Q8. 医療法人設立のメリット(税金面)
個人診療所を運営していますが、医療法人の設立を検討しています。法人設立にあたっての税務面のメリットを教えてください。

  • 税率を比較した場合、個人よりも医療法人の方が得です。
  • 医療法人では、生命保険の加入、退職金の支払いが可能となります。
  • 個人事業では認められない経費が、医療法人には認められます。
  1. 実効税率の比較
    医療法人と個人診療所の所得を同額として単純に比較した場合、医療法人の税額の方が低いことは明らかです。理事長には、医療法人から役員報酬が支給されるので、 報酬には所得税が課されます。その税金も加味して比較しなければなりませんが、それでも医療法人に組織変更してほうが所得(利益)に対する税金は安いでしょう。
  2. 経費となる支出
    個人診療所では必要経費あとならなかった支出も、医療法人から支出される場合には損金となるものがあります。
    項目 個人診療所 医療法人
    役員退職金の支給 × 勤務期間・功績に応じて支給可能
    生命保険 生命保険料控除(10万円を限度)のみ 定期保険は、原則、損金算入可
    役員保険 × 法人所有の社宅を一定額の負担により賃借可能
    役員賞与 × 使用人兼務役員には、賞与の支給可
    役員報酬 同一生計親族に対する給与は、届出が必要 親族であっても、役員としての報酬を支給可能
    社報費用 × 妥当な葬儀費用を法人で負担可能
  3. 青色欠損金の繰越控除
    医療法人に損失が生じた場合、その欠損金を最大7年間繰り越しできます。個人診療所の繰越期間は3年間でした。 含み損のある資産を売却した場合や役員退職金を支給した場合にその損失を長期間、繰り越すことができます。

Q9. 理事長報酬の決め方
医療法人を設立後、役員報酬を理事長に支払いますが、どのように決定すればよいですか?
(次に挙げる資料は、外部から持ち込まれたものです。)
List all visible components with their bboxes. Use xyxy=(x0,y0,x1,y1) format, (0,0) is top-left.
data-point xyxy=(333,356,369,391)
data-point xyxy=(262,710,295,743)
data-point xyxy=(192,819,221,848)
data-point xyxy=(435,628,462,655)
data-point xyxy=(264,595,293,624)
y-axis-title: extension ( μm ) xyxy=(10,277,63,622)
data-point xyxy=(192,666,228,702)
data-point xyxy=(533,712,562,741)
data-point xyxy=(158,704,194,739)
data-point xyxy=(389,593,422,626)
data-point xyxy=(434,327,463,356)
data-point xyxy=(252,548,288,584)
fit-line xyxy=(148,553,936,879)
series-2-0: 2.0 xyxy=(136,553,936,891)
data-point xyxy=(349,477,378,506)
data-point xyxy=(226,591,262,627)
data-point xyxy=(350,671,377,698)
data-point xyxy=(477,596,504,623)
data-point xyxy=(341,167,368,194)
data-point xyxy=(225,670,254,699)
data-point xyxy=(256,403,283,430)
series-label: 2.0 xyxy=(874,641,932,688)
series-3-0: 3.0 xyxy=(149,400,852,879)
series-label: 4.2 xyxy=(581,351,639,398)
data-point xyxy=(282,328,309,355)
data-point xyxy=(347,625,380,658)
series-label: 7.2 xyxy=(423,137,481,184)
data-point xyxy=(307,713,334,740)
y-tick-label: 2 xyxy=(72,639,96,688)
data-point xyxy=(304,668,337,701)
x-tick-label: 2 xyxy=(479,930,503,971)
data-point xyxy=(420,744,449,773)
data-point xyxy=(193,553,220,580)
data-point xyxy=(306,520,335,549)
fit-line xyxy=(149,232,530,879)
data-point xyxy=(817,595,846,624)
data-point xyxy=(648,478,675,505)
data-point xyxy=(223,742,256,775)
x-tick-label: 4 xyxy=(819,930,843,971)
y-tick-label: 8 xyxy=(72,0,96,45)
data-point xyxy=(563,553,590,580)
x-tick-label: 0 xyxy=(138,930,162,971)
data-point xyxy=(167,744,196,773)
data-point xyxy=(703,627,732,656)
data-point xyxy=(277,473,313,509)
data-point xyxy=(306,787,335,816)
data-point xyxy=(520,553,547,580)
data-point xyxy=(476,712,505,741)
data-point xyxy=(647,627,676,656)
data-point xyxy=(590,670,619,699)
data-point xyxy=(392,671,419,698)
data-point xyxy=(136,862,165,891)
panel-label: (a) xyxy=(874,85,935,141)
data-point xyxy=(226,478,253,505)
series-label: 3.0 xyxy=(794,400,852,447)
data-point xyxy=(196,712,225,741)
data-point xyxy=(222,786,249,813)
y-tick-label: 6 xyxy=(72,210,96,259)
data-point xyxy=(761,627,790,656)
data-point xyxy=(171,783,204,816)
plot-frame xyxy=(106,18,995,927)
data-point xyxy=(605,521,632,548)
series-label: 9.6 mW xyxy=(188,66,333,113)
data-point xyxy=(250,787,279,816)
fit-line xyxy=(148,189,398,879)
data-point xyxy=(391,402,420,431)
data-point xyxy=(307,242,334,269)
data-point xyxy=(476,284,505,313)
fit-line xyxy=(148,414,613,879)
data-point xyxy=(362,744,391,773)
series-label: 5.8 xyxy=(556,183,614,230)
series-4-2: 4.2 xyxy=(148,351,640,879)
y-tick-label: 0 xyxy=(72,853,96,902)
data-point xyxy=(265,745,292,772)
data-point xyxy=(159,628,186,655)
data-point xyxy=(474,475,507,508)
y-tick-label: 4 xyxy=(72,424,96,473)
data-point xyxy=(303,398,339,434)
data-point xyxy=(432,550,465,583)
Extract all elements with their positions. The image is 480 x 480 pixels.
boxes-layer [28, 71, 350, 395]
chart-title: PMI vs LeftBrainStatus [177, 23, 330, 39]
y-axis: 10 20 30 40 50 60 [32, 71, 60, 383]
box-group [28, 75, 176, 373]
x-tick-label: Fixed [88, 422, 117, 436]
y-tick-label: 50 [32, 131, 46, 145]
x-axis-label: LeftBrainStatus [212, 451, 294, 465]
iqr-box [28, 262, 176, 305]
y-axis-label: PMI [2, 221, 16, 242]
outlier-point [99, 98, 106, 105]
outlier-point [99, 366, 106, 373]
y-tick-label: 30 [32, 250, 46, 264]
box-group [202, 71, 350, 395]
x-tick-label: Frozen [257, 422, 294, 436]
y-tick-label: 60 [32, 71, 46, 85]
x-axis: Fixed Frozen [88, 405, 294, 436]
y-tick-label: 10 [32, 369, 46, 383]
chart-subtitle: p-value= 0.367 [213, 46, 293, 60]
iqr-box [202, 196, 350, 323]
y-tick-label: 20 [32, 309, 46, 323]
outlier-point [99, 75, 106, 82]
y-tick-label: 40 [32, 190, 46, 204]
  • 理事長報酬を除いた医療法人の利益を予測します。
  • その利益の額を限度として、役員(理事長・理事)に対する報酬を決定します。
  1. 理事長報酬
    役員報酬をいくらにするかは、法人全体の利益(役員報酬を除く)がどの程度になるかを想定して行います。個人の生活のために最低限必要な金額は別として、 不必要に役員報酬を多額に設定することは望ましくありません。なぜなら、役員報酬を多額に設定することによって、結果的に税金が高くなる場合もあるからです。
  2. 借入金の返済のための利益
    医療法人の経営を行っていて、獲得した利益がそのまま現金として残るわけではありません。利益は現金等を増加させますが、医療法人に借入金等がある場合には、 その借入金は、税金を引いた後の「利益」から返済されています。すなわち、税引き後利益から借入金を返済した金額を引いた残りが、医療法人の現金の増加額となります。 役員報酬は、借入金の返済額も考慮して決定しなければなりません。

    税引き後利益:2,500万円 …1
    減価償却費:300万円 …2
    年間借入金返済額:1,200万円 …3
    当期現金増加額:1+2+3=1,600万円
  3. 同族役員への給与
    理事長に対して役員報酬を支払うほか、役員に就任している同族親族に対しての報酬を支給することも可能です。 同族役員への報酬支給は、その支給金額の妥当性を証明するのが難しいのですが、その者の勤務の状況、能力、貢献度に応じ、合理的根拠を定めて支給すれば問題ないでしょう。